We will visualize the entire tree, and resize the internal nodes reflect the pvalues with respect to ph. Specifically, we want to test to determine if pH is a driving factor. We also want to visualize the mean ph values for each OTU and load the tree.

In [2]:
from gneiss.sort import mean_niche_estimator
mean_ph = mean_niche_estimator(table, metadata.ph)

Then we'll want to populate the tree with attributes that we would like to visualize.

In [3]:
for n in tree.postorder():
    n.color = '#FF00FF'  # color all nodes magenta    
    if n.is_tip():       # display mean ph in hover tool
        n.mean_ph = mean_ph.loc[n.name]         
    else:                # resize node by pvalue
        pval = pvals.loc[n.name, 'ph']
        n.ph_pvalue = -np.log(pval) / 10 # scale down for visual purposes

Now we can specify the machinery to visualize the plots.

In [4]:
from gneiss.plot import radialplot
from bokeh.io import show, output_notebook
output_notebook()
p = radialplot(tree, node_size='ph_pvalue', 
               node_color='color', edge_color='edge_color',
               hover_var='mean_ph')
show(p)
Loading BokehJS ...

Of course, we'll want to validate these findings by investigating the raw balances. We'll look at the most significant balance y1.

In [5]:
import seaborn as sns
data = pd.merge(balances, metadata, left_index=True, right_index=True)
grid = sns.factorplot(x="ph", y="y2", hue='host_subject_id', 
                      data=data, palette="viridis", legend=False)
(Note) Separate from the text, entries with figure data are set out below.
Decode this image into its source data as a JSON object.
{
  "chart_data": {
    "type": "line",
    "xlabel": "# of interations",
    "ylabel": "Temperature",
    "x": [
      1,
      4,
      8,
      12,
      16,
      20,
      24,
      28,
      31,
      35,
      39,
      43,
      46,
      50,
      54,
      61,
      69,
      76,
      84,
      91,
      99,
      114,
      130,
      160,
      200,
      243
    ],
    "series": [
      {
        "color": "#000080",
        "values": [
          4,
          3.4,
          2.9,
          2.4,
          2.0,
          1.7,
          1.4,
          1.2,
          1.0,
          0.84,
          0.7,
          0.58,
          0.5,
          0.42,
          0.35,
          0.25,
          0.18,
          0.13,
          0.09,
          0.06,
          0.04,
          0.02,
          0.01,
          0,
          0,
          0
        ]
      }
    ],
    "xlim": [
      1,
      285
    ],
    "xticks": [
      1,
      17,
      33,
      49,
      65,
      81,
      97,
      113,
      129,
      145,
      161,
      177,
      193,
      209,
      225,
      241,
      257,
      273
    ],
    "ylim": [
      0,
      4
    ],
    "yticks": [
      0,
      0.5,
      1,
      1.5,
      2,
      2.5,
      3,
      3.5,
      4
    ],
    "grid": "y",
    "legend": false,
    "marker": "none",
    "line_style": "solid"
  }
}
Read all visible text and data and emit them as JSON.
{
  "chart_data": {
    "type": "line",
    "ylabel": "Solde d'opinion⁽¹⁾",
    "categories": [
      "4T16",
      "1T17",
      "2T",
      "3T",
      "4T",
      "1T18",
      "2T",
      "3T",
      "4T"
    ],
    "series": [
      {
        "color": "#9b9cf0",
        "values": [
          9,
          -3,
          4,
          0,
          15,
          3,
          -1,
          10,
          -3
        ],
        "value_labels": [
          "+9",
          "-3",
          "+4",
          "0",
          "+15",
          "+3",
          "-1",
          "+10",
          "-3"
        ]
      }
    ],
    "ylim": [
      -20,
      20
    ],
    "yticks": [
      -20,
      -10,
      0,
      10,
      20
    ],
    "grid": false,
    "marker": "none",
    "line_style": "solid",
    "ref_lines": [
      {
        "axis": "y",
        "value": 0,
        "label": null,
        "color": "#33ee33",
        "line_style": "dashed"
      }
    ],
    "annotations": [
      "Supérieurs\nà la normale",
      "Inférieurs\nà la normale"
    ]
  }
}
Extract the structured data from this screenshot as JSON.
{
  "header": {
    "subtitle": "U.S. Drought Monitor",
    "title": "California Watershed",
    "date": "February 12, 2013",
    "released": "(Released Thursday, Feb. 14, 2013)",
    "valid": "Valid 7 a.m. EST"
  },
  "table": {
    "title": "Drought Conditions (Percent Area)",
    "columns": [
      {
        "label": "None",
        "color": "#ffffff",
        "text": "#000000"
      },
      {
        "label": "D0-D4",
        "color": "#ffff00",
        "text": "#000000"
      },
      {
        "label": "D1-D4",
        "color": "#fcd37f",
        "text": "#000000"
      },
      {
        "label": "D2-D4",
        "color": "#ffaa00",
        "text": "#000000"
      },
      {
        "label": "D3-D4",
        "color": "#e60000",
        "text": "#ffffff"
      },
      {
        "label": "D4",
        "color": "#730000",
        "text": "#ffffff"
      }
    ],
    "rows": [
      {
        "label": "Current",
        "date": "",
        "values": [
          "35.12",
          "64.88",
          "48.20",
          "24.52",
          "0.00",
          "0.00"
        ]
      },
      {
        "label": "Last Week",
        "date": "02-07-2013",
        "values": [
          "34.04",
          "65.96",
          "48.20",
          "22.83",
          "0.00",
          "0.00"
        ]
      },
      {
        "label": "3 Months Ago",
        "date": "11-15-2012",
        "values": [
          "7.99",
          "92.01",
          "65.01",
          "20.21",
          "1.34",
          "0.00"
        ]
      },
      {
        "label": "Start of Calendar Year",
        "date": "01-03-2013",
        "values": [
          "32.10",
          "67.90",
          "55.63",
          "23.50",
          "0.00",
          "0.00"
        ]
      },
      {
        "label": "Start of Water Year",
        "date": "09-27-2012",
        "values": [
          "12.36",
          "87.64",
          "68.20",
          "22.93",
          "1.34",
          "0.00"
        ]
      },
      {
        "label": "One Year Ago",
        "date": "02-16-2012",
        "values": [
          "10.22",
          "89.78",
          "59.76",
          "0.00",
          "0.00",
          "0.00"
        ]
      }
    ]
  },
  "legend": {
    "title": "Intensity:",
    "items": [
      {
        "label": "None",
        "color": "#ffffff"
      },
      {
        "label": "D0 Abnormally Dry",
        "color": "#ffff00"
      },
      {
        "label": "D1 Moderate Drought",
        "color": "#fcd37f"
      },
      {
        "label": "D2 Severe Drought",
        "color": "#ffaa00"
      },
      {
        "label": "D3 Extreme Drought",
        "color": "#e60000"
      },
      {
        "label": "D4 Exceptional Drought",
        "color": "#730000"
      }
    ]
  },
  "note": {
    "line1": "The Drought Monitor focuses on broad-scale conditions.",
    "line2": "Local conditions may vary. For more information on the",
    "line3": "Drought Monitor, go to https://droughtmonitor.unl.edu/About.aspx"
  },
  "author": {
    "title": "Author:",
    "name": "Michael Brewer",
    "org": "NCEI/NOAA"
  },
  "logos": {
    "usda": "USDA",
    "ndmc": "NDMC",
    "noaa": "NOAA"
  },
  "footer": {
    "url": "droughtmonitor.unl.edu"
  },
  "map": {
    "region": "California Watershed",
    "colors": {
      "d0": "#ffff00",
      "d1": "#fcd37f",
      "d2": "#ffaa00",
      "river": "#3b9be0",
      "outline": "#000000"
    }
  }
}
Similar to the 88soils example, there is a very obvious transition from low pH organisms to high pH organism as the pH increases. However, given that every patient has different microbes, so it is difficult to test for individual microbes abundances across patients. However, every patient has microbes that behave the same with respect to pH. Balances is a very powerful tool for addressing this, as it can allow for entire subcommunities to be tested, rather than just individual OTUs.